Another idea is to take a procedural approach to NPC attributes, generating them as necessary. So, instead of this:
class NPC{int unique_id;int hair_colour;int eye_colour;int home_town;int race;int class;int number_of_beers_can_safely_consume;// etc....} all_npcs[32000]; 

you could do this:
class NPC{int unique_id;int GetHairColour();int GetEyeColour();//etc...} all_npcs[32000]; 

All you have to do is base the results of GetHairColour() and the other functions deterministically on the unique id, and you potentially have totally unique NPCs, that will always ''remember'' their details, and yet never need more than a single integer to store them.

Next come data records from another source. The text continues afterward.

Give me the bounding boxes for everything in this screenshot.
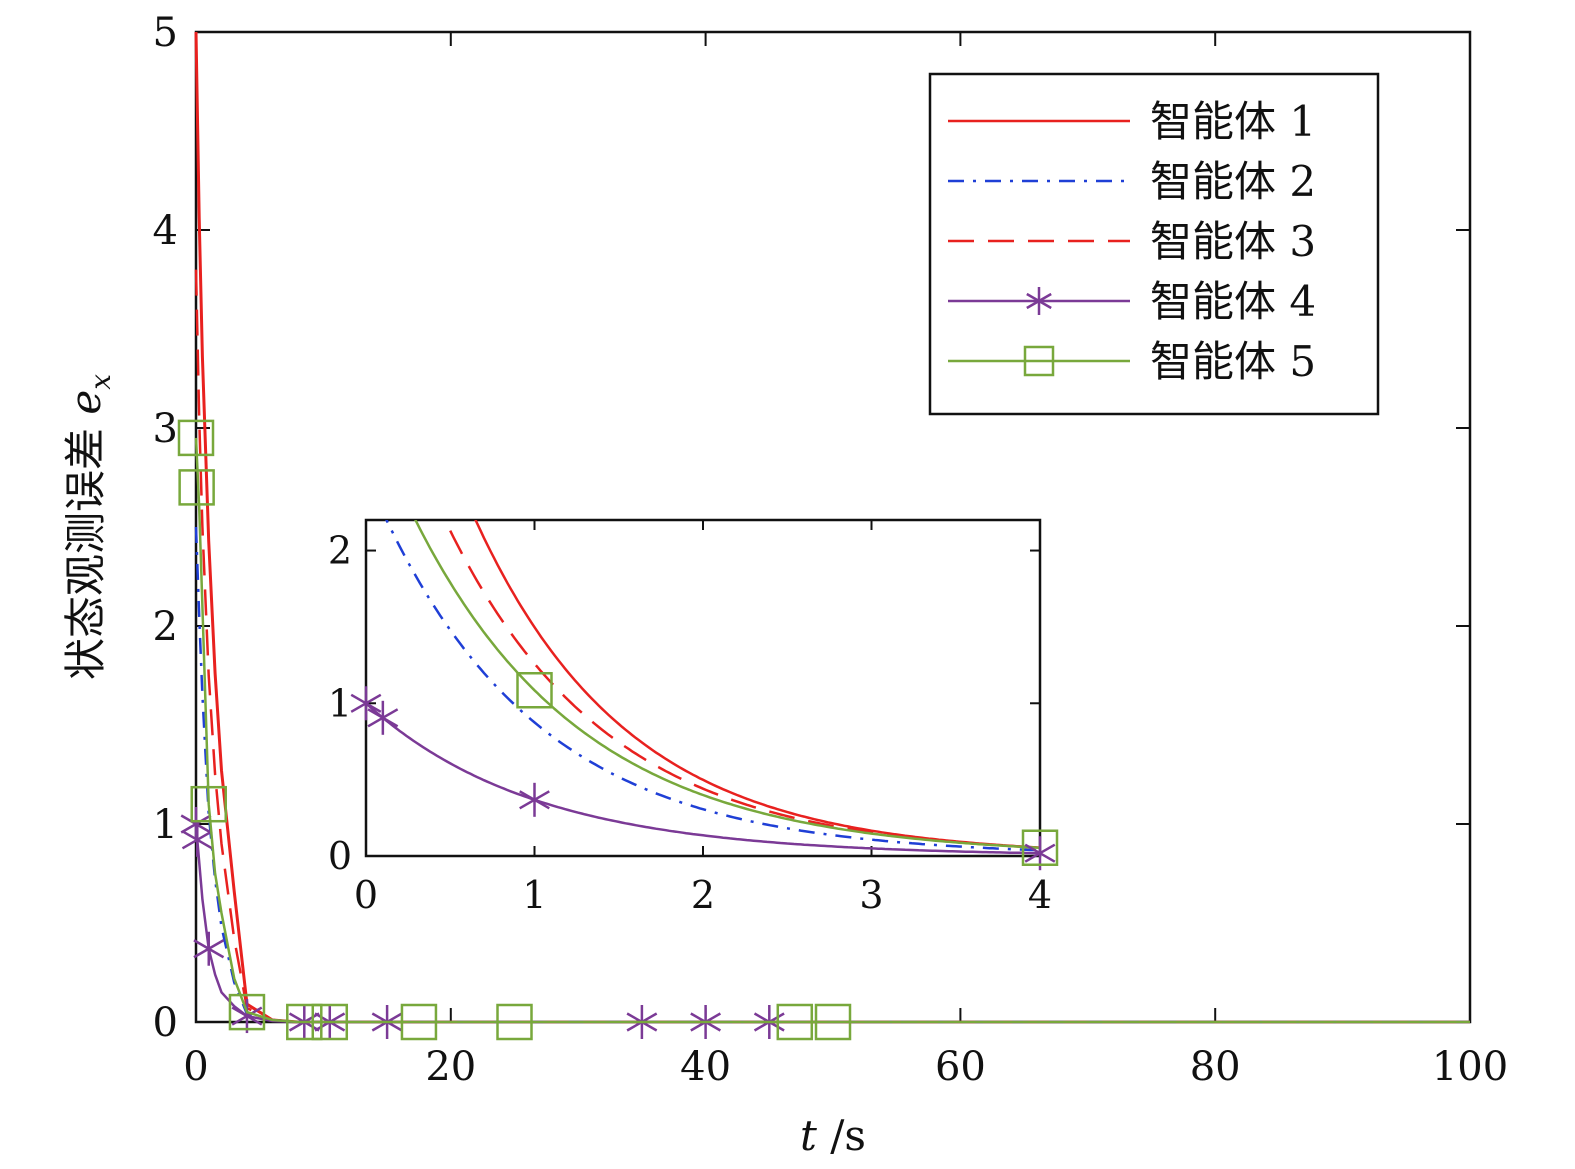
y-tick-label: 2 [153,604,178,650]
square-marker [516,672,553,709]
x-tick-label: 40 [680,1044,731,1090]
x-tick-label: 100 [1432,1044,1508,1090]
inset-x-tick-label: 1 [522,873,546,917]
asterisk-marker [181,822,213,857]
x-axis-label: t /s [800,1111,866,1160]
inset-plot-area: 0 1 2 3 4 0 1 2 [328,518,1059,917]
y-tick-label: 1 [153,802,178,848]
legend-label-3: 智能体 3 [1150,217,1316,266]
square-marker [228,993,266,1031]
square-marker [1021,829,1059,866]
square-marker [311,1003,349,1041]
square-marker [814,1003,852,1041]
legend: 智能体 1 智能体 2 智能体 3 智能体 4 智能体 5 [928,72,1380,416]
square-marker [1023,345,1055,377]
legend-label-4: 智能体 4 [1150,277,1316,326]
square-marker [776,1003,814,1041]
y-axis-label: 状态观测误差 ex [61,374,117,680]
x-tick-label: 20 [425,1044,476,1090]
square-marker [190,785,227,823]
square-marker [496,1003,533,1041]
y-tick-label: 0 [153,1000,178,1046]
axis-labels: t /s 状态观测误差 ex [61,374,866,1160]
inset-series-line-5 [414,520,1040,849]
x-tick-label: 80 [1190,1044,1241,1090]
square-marker [286,1003,323,1041]
inset-series [366,520,1040,855]
legend-label-5: 智能体 5 [1150,337,1316,386]
inset-x-tick-label: 4 [1028,873,1052,917]
inset-x-tick-label: 2 [691,873,715,917]
inset-x-tick-label: 3 [859,873,883,917]
asterisk-marker [519,782,550,817]
series-line-5 [194,437,1470,1024]
x-tick-label: 0 [183,1044,208,1090]
inset-y-tick-label: 1 [328,681,352,725]
x-tick-label: 60 [935,1044,986,1090]
asterisk-marker [180,807,212,841]
inset-y-tick-label: 0 [328,834,352,878]
legend-label-2: 智能体 2 [1150,157,1316,206]
inset-y-tick-label: 2 [328,529,352,573]
legend-box [928,72,1380,416]
y-tick-label: 3 [153,406,178,452]
inset-axes-frame [364,518,1042,858]
asterisk-marker [193,931,225,966]
inset-series-line-4 [366,702,1040,855]
asterisk-marker [231,999,263,1034]
square-marker [400,1003,438,1041]
legend-label-1: 智能体 1 [1150,97,1316,146]
square-marker [177,419,215,457]
y-tick-label: 5 [153,10,178,56]
square-marker [178,469,215,506]
asterisk-marker [350,686,382,721]
y-tick-label: 4 [153,208,178,254]
asterisk-marker [367,700,399,735]
asterisk-marker [1026,287,1052,315]
inset-series-line-2 [385,520,1040,852]
inset-x-tick-label: 0 [354,873,378,917]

I admit that this system only addresses constants such as description, background, attributes and personality, rather than events that have occurred to that character in the game, but a combination of the 2 approaches could work well to add the appearance of a really detailed and consistent world that doesn''t require a lot of wasted CPU resources.
Dunno if this fits into the current discussion,
but I''d like to see a game (futuristic RPG?) that uses the NPC-technique described by morfe and made with the engine of Syndicate Wars...
I loved this dark cities, but they could be tuned up with more peasants and traffic...whew, this would rock !



quote:you could do this:

class NPC
{
int unique_id;
int GetHairColour();
int GetEyeColour();
//etc...
} all_npcs[32000];


  class Minor_NPC {  unsigned long unique_id; // 2 billion NPCs (max)  unsigned short Appearance; // hair, eye and race/skin color (bitflags)  vector Position;           // where they are in the world  ai_func *Sub_AI;           // Function pointer to their AI subroutine  } all_npcs[MAX_NPCS];  


Of course you would want to add a couple of values for occupation, and perhaps parentage, which would determine social status etc. for you. These values would allow you to calculate almost every other variable you''d need, rather than having to store them in precious memory.

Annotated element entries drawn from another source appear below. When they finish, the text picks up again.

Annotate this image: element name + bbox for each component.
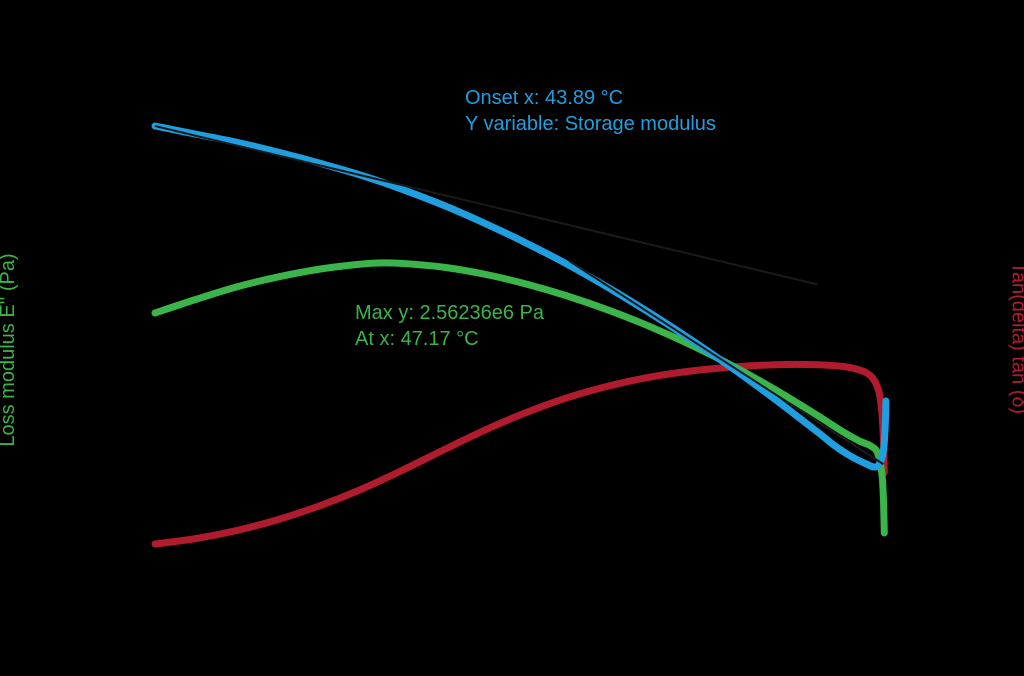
max-annotation-line2: At x: 47.17 °C xyxy=(355,328,479,350)
y-axis-loss-label: Loss modulus E'' (Pa) xyxy=(0,253,19,446)
dma-chart: Storage modulus E' (Pa) Loss modulus E''… xyxy=(0,0,1024,676)
onset-annotation: Onset x: 43.89 °C Y variable: Storage mo… xyxy=(465,85,716,137)
max-annotation-line1: Max y: 2.56236e6 Pa xyxy=(355,302,544,324)
y-axis-right-label: Tan(delta) tan (δ) xyxy=(1006,262,1024,414)
onset-annotation-line1: Onset x: 43.89 °C xyxy=(465,87,623,109)
onset-annotation-line2: Y variable: Storage modulus xyxy=(465,113,716,135)
max-annotation: Max y: 2.56236e6 Pa At x: 47.17 °C xyxy=(355,300,544,352)
y-axis-tandelta-label: Tan(delta) tan (δ) xyxy=(1007,262,1024,414)
y-axis-left-labels: Storage modulus E' (Pa) Loss modulus E''… xyxy=(0,229,20,446)
storage-tangent-1 xyxy=(155,126,817,284)
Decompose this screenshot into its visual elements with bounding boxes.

And I''d rather use a list than an array. Much easier to update when NPCs die, or you want to add new ones,
quote:Original post by kabale

Dunno if this fits into the current discussion,
but I''d like to see a game (futuristic RPG?) that uses the NPC-technique described by morfe and made with the engine of Syndicate Wars...
I loved this dark cities, but they could be tuned up with more peasants and traffic...whew, this would rock !



Yeah, I want to see this, too, for a futuristic RPG. But I''d also like a dash of "Grand Theft Auto" thrown so you could operate vehicles, too.



--------------------
Just waiting for the mothership...
--------------------Just waiting for the mothership...
What do you mean? You could control all the vehicles in both Syndicate & Syndicate Wars.

I loved the Battletanks, and the APCs got me through so many tough situations.